18.4.3 What to report and what to conclude

  • No single “correct” answer.
  • Important to recognise that using the single best model when it excludes some predictors is concluding that the regression coefficients on the excluded predictors are exactly zero.
  • A forthright report should state the posterior probabilities of the several top models. Arbitrary convention to report all models that have a posterior probability at least 1/3 of the posterior probability of the best model.
  • Another useful perspective is the overall posterior inclusion probability of each predictor: the sum of the posterior probabilities of the models that include it (equivalently, the proportion of MCMC steps that include it). Cannot multiply these though and if include one often means it’s less likely to include another etc.
  • Should test what happens to the model probabilities when the prior is changed, to see how robust they are.
  • If goal is prediction of y for interesting predictors, predictions should be based on as much information as possible, not only using the single most probable model: Bayesian model averaging (BMA).

18.4.4 Caution: Computational methods

Code created for examples in this section does not scale well for larger applications:

  • MCMC only useful when there are a modest number of predictors.
    • \(p\) predictors -> \(2^p\) models, so 20 predictors -> 1048576 models
    • A useful MCMC chain needs ample opportunity to sample from every model
    • So requires impractically long chain even for moderately large numbers of predictors
  • Even for modest number of predictors, MCMC chain can be badly autocorelated. There have been methods suggested in the literature to mitigate this issue.
    • E.g. use pseudoprior method (Gibbs variable selection)

Variable selection:

  • Only reasonable if plausible and meaniningful that some predictors have zero relation to predicted.
  • Surprisingly sensitive to seemingly innocuous choces of priors (for regression coefficients and the inclusion probability)
  • Hierarchical shrinkage priors may be a more meaningful approach.

18.4.5 Caution: Interaction variables

  • When interaction terms included in a model that also has hierarchical shrinkage, interaction coefficients should not be put under the same higher-level prior distribution as the individual component coefficients, because interaction coefficients are conceptually from a different class of variables than individual components.
  • When an interaction term is included in a model it is important to also include all lower order terms.

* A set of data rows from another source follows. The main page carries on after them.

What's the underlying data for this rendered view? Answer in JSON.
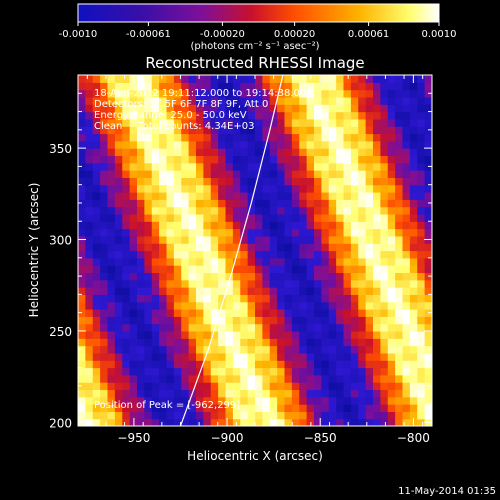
{
  "colorbar": {
    "ticks": [
      "-0.0010",
      "-0.00061",
      "-0.00020",
      "0.00020",
      "0.00061",
      "0.0010"
    ],
    "tick_values": [
      -0.001,
      -0.00061,
      -0.0002,
      0.0002,
      0.00061,
      0.001
    ],
    "unit_label": "(photons cm⁻² s⁻¹ asec⁻²)",
    "range": [
      -0.001,
      0.001
    ],
    "colormap": [
      "#000000",
      "#3a0fa8",
      "#7d0f9a",
      "#c8102d",
      "#ff4e00",
      "#ffb300",
      "#ffff70",
      "#ffffff"
    ]
  },
  "chart_data": {
    "type": "heatmap",
    "title": "Reconstructed RHESSI Image",
    "xlabel": "Heliocentric X (arcsec)",
    "ylabel": "Heliocentric Y (arcsec)",
    "xlim": [
      -980,
      -790
    ],
    "ylim": [
      198,
      390
    ],
    "xticks": [
      -950,
      -900,
      -850,
      -800
    ],
    "yticks": [
      200,
      250,
      300,
      350
    ],
    "xtick_labels": [
      "−950",
      "−900",
      "−850",
      "−800"
    ],
    "ytick_labels": [
      "200",
      "250",
      "300",
      "350"
    ],
    "stripe_slope": 2.7,
    "stripe_period": 96,
    "stripe_phase_x": -1000,
    "limb_curve": [
      [
        -925,
        198
      ],
      [
        -910,
        240
      ],
      [
        -898,
        280
      ],
      [
        -887,
        320
      ],
      [
        -877,
        360
      ],
      [
        -870,
        390
      ]
    ],
    "peak": [
      -962,
      299
    ]
  },
  "annotations": {
    "line1": "18-Aug-2012 19:11:12.000 to 19:14:38.000",
    "line2": "Detectors: 3F 5F 6F 7F 8F 9F, Att 0",
    "line3": "Energy Range: 25.0 - 50.0 keV",
    "line4": "Clean     Total counts: 4.34E+03",
    "peak_label": "Position of Peak = [-962,299]"
  },
  "footer": {
    "timestamp": "11-May-2014 01:35"
  }
}
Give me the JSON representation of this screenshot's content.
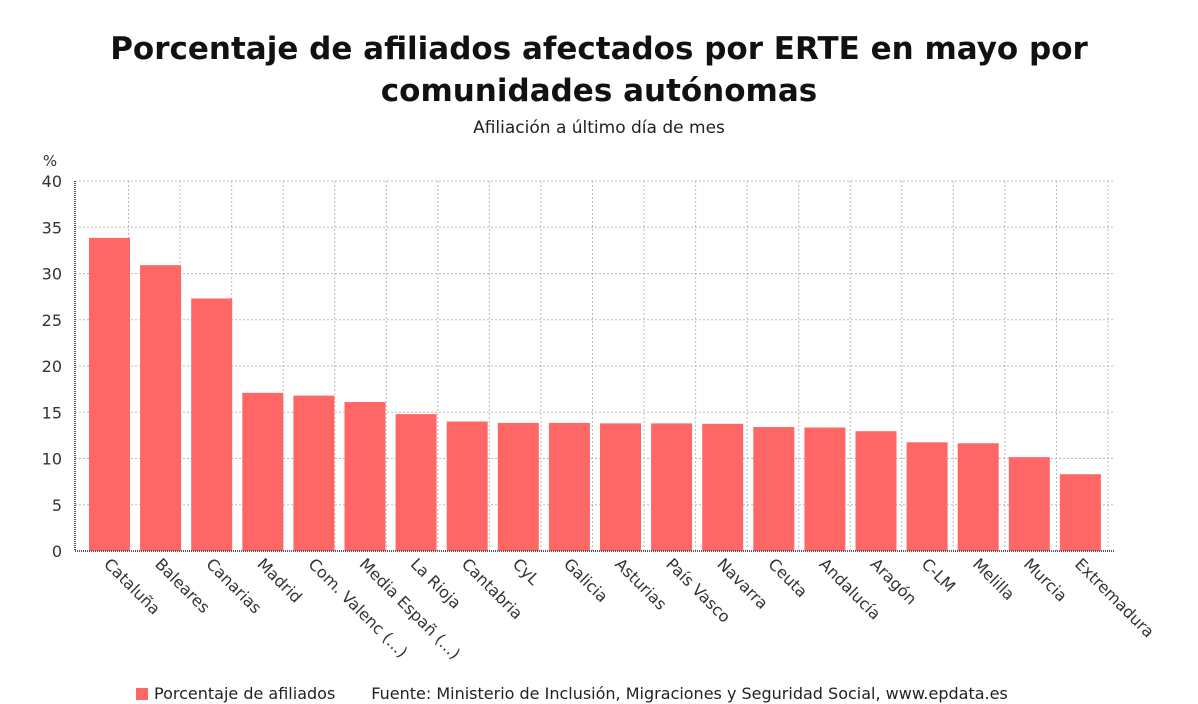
{
  "chart_data": {
    "type": "bar",
    "title": "Porcentaje de afiliados afectados por ERTE en mayo por comunidades autónomas",
    "subtitle": "Afiliación a último día de mes",
    "ylabel": "%",
    "ylim": [
      0,
      40
    ],
    "yticks": [
      0,
      5,
      10,
      15,
      20,
      25,
      30,
      35,
      40
    ],
    "grid": true,
    "legend_position": "bottom",
    "categories": [
      "Cataluña",
      "Baleares",
      "Canarias",
      "Madrid",
      "Com. Valenc (...)",
      "Media Españ (...)",
      "La Rioja",
      "Cantabria",
      "CyL",
      "Galicia",
      "Asturias",
      "País Vasco",
      "Navarra",
      "Ceuta",
      "Andalucía",
      "Aragón",
      "C-LM",
      "Melilla",
      "Murcia",
      "Extremadura"
    ],
    "series": [
      {
        "name": "Porcentaje de afiliados",
        "color": "#ff6666",
        "values": [
          33.85,
          30.9,
          27.3,
          17.1,
          16.8,
          16.1,
          14.8,
          14.0,
          13.85,
          13.85,
          13.8,
          13.8,
          13.75,
          13.4,
          13.35,
          12.95,
          11.75,
          11.65,
          10.15,
          8.3
        ]
      }
    ],
    "source": "Fuente: Ministerio de Inclusión, Migraciones y Seguridad Social, www.epdata.es"
  }
}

Otherwise you set the lower-order coefficient to 0 arbitrarily which distorts the higher-order coefficient (Braumoeller 2004; Brambor, Clark, Golder 2006).
    • Therefore can’t use interactions with variable selection program of Section 18.4 because that would explore models that violate the above. Would need to modify it so only meaningful models are included.

18.5 Exercises

Exercise 18.4

18.4 A)

setwd("./DBDA2Eprograms")
source("DBDA2E-utilities.R") # Load definitions of graphics functions etc.
source("Jags-Ymet-XmetMulti-MrobustVarSelect-Example.R")
x <- seq(0, 20, length=100)
hx <- dgamma(x, shape=1.1051, rate = 0.1051)

degf <- c(1, 3, 8, 30)
colors <- c("red", "blue", "darkgreen", "gold", "black")
labels <- c("df=1", "df=3", "df=8", "df=30", "normal")

plot(x, hx, type="l", lty=2, xlab="x value",
  ylab="Density", main="Gamma prior")

18.4 B)

Change \(\sigma_{\beta}\) to \(10.0\) instead of it being estimated using a gamma prior.

Model probabilities are much different now; the favored model is now a different one, showing how sensitive the variable selection is to the width of the priors on the regression coefficients. A choice of \(\sigma_{\beta} = 2\) would have produced much more similar results. Either way \(\sigma_{\beta}\) is fixed at a single value which means the priors for all the regression coefficients have the same standard deviation which is fixed at this value; if this value is larger it allows greater credibility for coefficients to be further from 0.

18.4 C)

Set \(\sigma_{\beta}\) back to gamma distribution, and now change prior on inclusion indices from delta[j] ~ dbern(0.5) to delta[j] ~ dbern(0.2). This means that a priori we would only expect 20% of the predictors to be included as opposed to 50%.

Definitely tending to favor models with smaller numbers of parameters.